A wave of horror flashed through me like the lightning strikes outside. “When I do what?”
“When you kill Travis.”
My mouth dropped open and my hand automatically went to my necklace. “I am not doing it. I’m not killing him. I’m leading you to him. I’m working as a mole. I am not your assassin. I am not your weapon.”
“You’ve always been a weapon,” he said, coming closer and pulling something out of his pocket. “That’s what makes you and I so good. This time you’re the weapon and I’m the one holding the trigger.”
He brought out a necklace with silver angel wings as the pendant. He flicked the edge of it and the angel wings opened up, a locket. Inside was a tiny, tiny vial of powder.
“What is that?” I said, barely breathing.
“It’s poison,” he said matter-of-factly. “Tonight, you’ll put it in his food. He will die.”
“I … I can’t … I won’t. They’ll know I did it!”
“They won’t. I’ll be waiting for you outside, Ellie. I’ll be there.”
“No,” I shook my head. I wouldn’t do it. And though I could have pretended for the sake of pretending, to make things go easier, to get him out of here, I wanted to let him know that I wouldn’t. That he couldn’t make me do everything he asked. That I was stronger than he thought I was.
“This whole time,” I said sadly, “this was your plan, wasn’t it?”
He furrowed his brow. “It’s better this way, Ellie. You have to be the one to do it. It’s the only way you’ll get your revenge.”
“You need your revenge too.”
“Yours is more important.”
“Or maybe my life is more expendable than yours,” I said bitterly.
His face contorted like I had slapped him in the face. “How could you say that?”
I chewed my lip and held out my hand. “Just give me the damn necklace.”
“No, I’d rather put it on you,” he said reaching for the one around my neck.
“No!” I yelled, ripping out of his grasp. But it was too late. His hand closed around it and he ripped it off. He stared at the razor blade in his hand. The tracking device staring up at him.
Fear took a hard, sharp hold of every part of me.
His eyes burned, blazed, unable to accept what he was seeing.
“What is this?” he seethed, his face reddening.

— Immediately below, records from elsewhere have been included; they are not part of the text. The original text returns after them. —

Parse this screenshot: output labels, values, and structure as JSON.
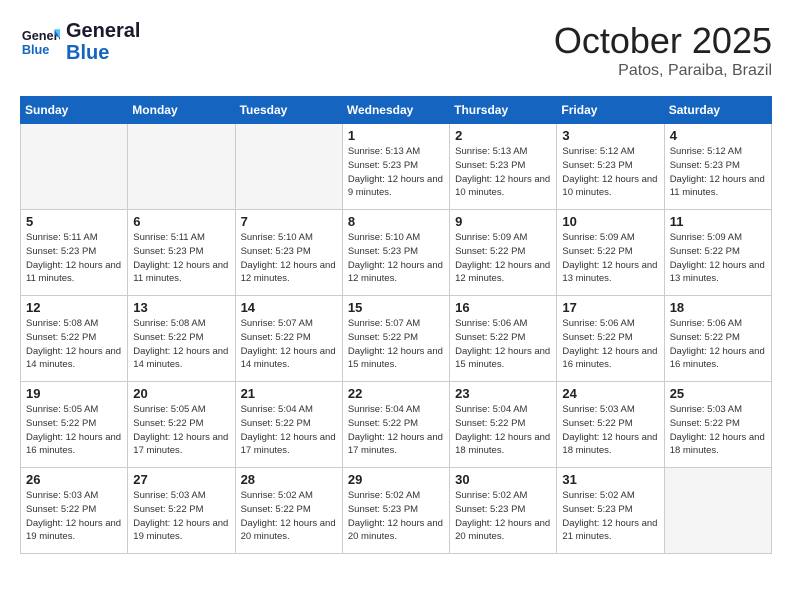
{
  "header": {
    "logo_line1": "General",
    "logo_line2": "Blue",
    "month": "October 2025",
    "location": "Patos, Paraiba, Brazil"
  },
  "weekdays": [
    "Sunday",
    "Monday",
    "Tuesday",
    "Wednesday",
    "Thursday",
    "Friday",
    "Saturday"
  ],
  "weeks": [
    [
      {
        "num": "",
        "info": ""
      },
      {
        "num": "",
        "info": ""
      },
      {
        "num": "",
        "info": ""
      },
      {
        "num": "1",
        "info": "Sunrise: 5:13 AM\nSunset: 5:23 PM\nDaylight: 12 hours\nand 9 minutes."
      },
      {
        "num": "2",
        "info": "Sunrise: 5:13 AM\nSunset: 5:23 PM\nDaylight: 12 hours\nand 10 minutes."
      },
      {
        "num": "3",
        "info": "Sunrise: 5:12 AM\nSunset: 5:23 PM\nDaylight: 12 hours\nand 10 minutes."
      },
      {
        "num": "4",
        "info": "Sunrise: 5:12 AM\nSunset: 5:23 PM\nDaylight: 12 hours\nand 11 minutes."
      }
    ],
    [
      {
        "num": "5",
        "info": "Sunrise: 5:11 AM\nSunset: 5:23 PM\nDaylight: 12 hours\nand 11 minutes."
      },
      {
        "num": "6",
        "info": "Sunrise: 5:11 AM\nSunset: 5:23 PM\nDaylight: 12 hours\nand 11 minutes."
      },
      {
        "num": "7",
        "info": "Sunrise: 5:10 AM\nSunset: 5:23 PM\nDaylight: 12 hours\nand 12 minutes."
      },
      {
        "num": "8",
        "info": "Sunrise: 5:10 AM\nSunset: 5:23 PM\nDaylight: 12 hours\nand 12 minutes."
      },
      {
        "num": "9",
        "info": "Sunrise: 5:09 AM\nSunset: 5:22 PM\nDaylight: 12 hours\nand 12 minutes."
      },
      {
        "num": "10",
        "info": "Sunrise: 5:09 AM\nSunset: 5:22 PM\nDaylight: 12 hours\nand 13 minutes."
      },
      {
        "num": "11",
        "info": "Sunrise: 5:09 AM\nSunset: 5:22 PM\nDaylight: 12 hours\nand 13 minutes."
      }
    ],
    [
      {
        "num": "12",
        "info": "Sunrise: 5:08 AM\nSunset: 5:22 PM\nDaylight: 12 hours\nand 14 minutes."
      },
      {
        "num": "13",
        "info": "Sunrise: 5:08 AM\nSunset: 5:22 PM\nDaylight: 12 hours\nand 14 minutes."
      },
      {
        "num": "14",
        "info": "Sunrise: 5:07 AM\nSunset: 5:22 PM\nDaylight: 12 hours\nand 14 minutes."
      },
      {
        "num": "15",
        "info": "Sunrise: 5:07 AM\nSunset: 5:22 PM\nDaylight: 12 hours\nand 15 minutes."
      },
      {
        "num": "16",
        "info": "Sunrise: 5:06 AM\nSunset: 5:22 PM\nDaylight: 12 hours\nand 15 minutes."
      },
      {
        "num": "17",
        "info": "Sunrise: 5:06 AM\nSunset: 5:22 PM\nDaylight: 12 hours\nand 16 minutes."
      },
      {
        "num": "18",
        "info": "Sunrise: 5:06 AM\nSunset: 5:22 PM\nDaylight: 12 hours\nand 16 minutes."
      }
    ],
    [
      {
        "num": "19",
        "info": "Sunrise: 5:05 AM\nSunset: 5:22 PM\nDaylight: 12 hours\nand 16 minutes."
      },
      {
        "num": "20",
        "info": "Sunrise: 5:05 AM\nSunset: 5:22 PM\nDaylight: 12 hours\nand 17 minutes."
      },
      {
        "num": "21",
        "info": "Sunrise: 5:04 AM\nSunset: 5:22 PM\nDaylight: 12 hours\nand 17 minutes."
      },
      {
        "num": "22",
        "info": "Sunrise: 5:04 AM\nSunset: 5:22 PM\nDaylight: 12 hours\nand 17 minutes."
      },
      {
        "num": "23",
        "info": "Sunrise: 5:04 AM\nSunset: 5:22 PM\nDaylight: 12 hours\nand 18 minutes."
      },
      {
        "num": "24",
        "info": "Sunrise: 5:03 AM\nSunset: 5:22 PM\nDaylight: 12 hours\nand 18 minutes."
      },
      {
        "num": "25",
        "info": "Sunrise: 5:03 AM\nSunset: 5:22 PM\nDaylight: 12 hours\nand 18 minutes."
      }
    ],
    [
      {
        "num": "26",
        "info": "Sunrise: 5:03 AM\nSunset: 5:22 PM\nDaylight: 12 hours\nand 19 minutes."
      },
      {
        "num": "27",
        "info": "Sunrise: 5:03 AM\nSunset: 5:22 PM\nDaylight: 12 hours\nand 19 minutes."
      },
      {
        "num": "28",
        "info": "Sunrise: 5:02 AM\nSunset: 5:22 PM\nDaylight: 12 hours\nand 20 minutes."
      },
      {
        "num": "29",
        "info": "Sunrise: 5:02 AM\nSunset: 5:23 PM\nDaylight: 12 hours\nand 20 minutes."
      },
      {
        "num": "30",
        "info": "Sunrise: 5:02 AM\nSunset: 5:23 PM\nDaylight: 12 hours\nand 20 minutes."
      },
      {
        "num": "31",
        "info": "Sunrise: 5:02 AM\nSunset: 5:23 PM\nDaylight: 12 hours\nand 21 minutes."
      },
      {
        "num": "",
        "info": ""
      }
    ]
  ]
}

I could have come up with a lie, if I really tried. But there were no lies left in me.
“What is this?” he screamed. He grabbed my face in his hands, squeezing my chin and my lips, the pressure burning against my bones. “Who gave you this? Tell me!”
“Or what?” I tried to say. “You’ll kill me?”
His eyes widened, all whites around the yellow-gold, his pupils black as night and mean as sin. His grip on my face became tighter and I started to squirm from the pain.
Finally he screamed, “Fuck!” and turned around kicking in the bathroom stall door. He spun around. “Where is he? Huh? Where is that tattooed motherfucker?”
I rubbed at my jaw, cowering away from him. “I don’t know.”
“You don’t f**king know!” he marched over to me and placed his hands at my throat, pressed me up against the wall. “How can you not know?!”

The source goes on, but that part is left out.